Los lugares sagrados del mormonismo, entre ellos el sitio donde, según su creencia, habría descendido Jesucristo a la tierra por segunda vez, estarían ubicados en esta y otras zonas cercanas.
Jay Ray Church, sobrino de Floren y líder de la comunidad mormona de Chulavista, en Bacalar -formada por descendientes de los fundadores de la Iglesia del Primogénito de la Plenitud de los Tiempos, creada en Chihuahua, en 1955, por Joel Lebarón, mormón de ascendencia norteamericana, defensor de la poligamia-, dice que él y su familia creen en las enseñanzas de antiguos profetas mormones que pronosticaron “el recogimiento del pueblo mormón, para establecer un pueblo justo, en esta zona de la Península”.
La hermana de Jay, Susan Ray Schmidt, una de las trece esposas de Verlan Lebarón, hermano de Joel y de Floren y último jerarca de la iglesia del Primogénito, muerto en 1981, que abandonó la poligamia y volvió a casarse bajo el cristianismo, escribió un libro, “Wife: Escape from Polygamy”, donde afirma que Floren, según le dijo Verlan, “cree que América Central estuvo habitada por la gente del Libro del Mormón, por lo que él está a la búsqueda de vestigios arqueológicos que lo prueben”. Con ese fin, añade, “Floren había ido a explorar primero a Belice y luego a Nicaragua, con sus dos esposas”.

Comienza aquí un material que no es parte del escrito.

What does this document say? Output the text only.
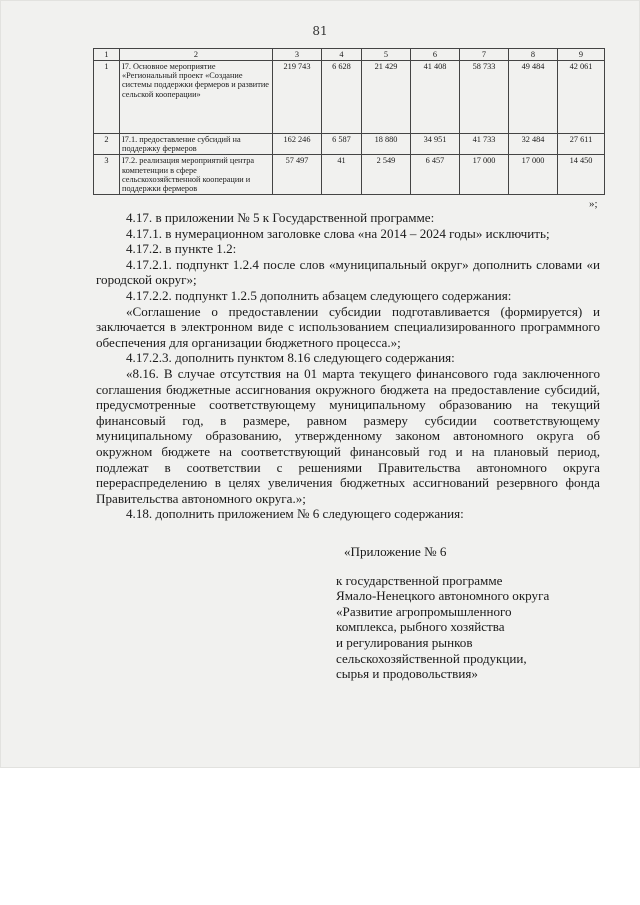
81
1	2	3	4	5	6	7	8	9
1	I7. Основное мероприятие «Региональный проект «Создание системы поддержки фермеров и развитие сельской кооперации»	219 743	6 628	21 429	41 408	58 733	49 484	42 061
2	I7.1. предоставление субсидий на поддержку фермеров	162 246	6 587	18 880	34 951	41 733	32 484	27 611
3	I7.2. реализация мероприятий центра компетенции в сфере сельскохозяйственной кооперации и поддержки фермеров	57 497	41	2 549	6 457	17 000	17 000	14 450
»;

4.17. в приложении № 5 к Государственной программе:

4.17.1. в нумерационном заголовке слова «на 2014 – 2024 годы» исключить;

4.17.2. в пункте 1.2:

4.17.2.1. подпункт 1.2.4 после слов «муниципальный округ» дополнить словами «и городской округ»;

4.17.2.2. подпункт 1.2.5 дополнить абзацем следующего содержания:

«Соглашение о предоставлении субсидии подготавливается (формируется) и заключается в электронном виде с использованием специализированного программного обеспечения для организации бюджетного процесса.»;

4.17.2.3. дополнить пунктом 8.16 следующего содержания:

«8.16. В случае отсутствия на 01 марта текущего финансового года заключенного соглашения бюджетные ассигнования окружного бюджета на предоставление субсидий, предусмотренные соответствующему муниципальному образованию на текущий финансовый год, в размере, равном размеру субсидии соответствующему муниципальному образованию, утвержденному законом автономного округа об окружном бюджете на соответствующий финансовый год и на плановый период, подлежат в соответствии с решениями Правительства автономного округа перераспределению в целях увеличения бюджетных ассигнований резервного фонда Правительства автономного округа.»;

4.18. дополнить приложением № 6 следующего содержания:

«Приложение № 6
к государственной программе
Ямало-Ненецкого автономного округа
«Развитие агропромышленного
комплекса, рыбного хозяйства
и регулирования рынков
сельскохозяйственной продукции,
сырья и продовольствия»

En efecto, Floren, de acuerdo con su hijo Jaime Labarón, estuvo en Nicaragua, pero salió de allí a raíz de la guerra civil y se trasladó a Felipe Carrillo Puerto en 1984, con sus esposas e hijos, y se estableció en varios lugares apartados en la selva, como Xcon Ha y Punta Piedra. Años después, alrededor de 1994, Lebarón se trasladó a San Antonio Nuevo, una pequeña comunidad agrícola de 60 habitantes, donde actualmente vive su hijo Jaime.
-Don Floren fue el primero que llegó a San Antonio -dice uno de los vecinos del lugar, Reyes Chimal Balam. Lo hizo con parte de su familia y con “Chani”, ¿lo conocen?, se la pasaba explorando las ruinas de Cobá y Chichén Itzá…
“Chani”, al parecer, era “Bud” Chynoweth, pariente de los Lebarón, que llegó a la Península de Yucatán con dos de sus esposas más jóvenes -según el libro de Susan Ray-, huyendo de las amenazas de muerte de Ervil Lebarón, otros de los fundadores de la iglesia del Primogénito, que se rebeló, mató a Joel y fundó otra iglesia.
Tanto Floren como Chynoweth creían en la idea, cada vez más común entre los seguidores del Libro del Mormón, de que los relatos de ese libro se escenificaron en algunas zonas de la Península.
Según el Libro del Mormón, Jesucristo visitó el continente americano en el año 34 de Nuestra Era, después de ser crucificado y antes de subir al cielo, para predicar en “su otro rebaño”, compuesto por judíos de Israel, que ya estaban asentados aquí y que serían, posteriormente, los antecesores de los indígenas americanos.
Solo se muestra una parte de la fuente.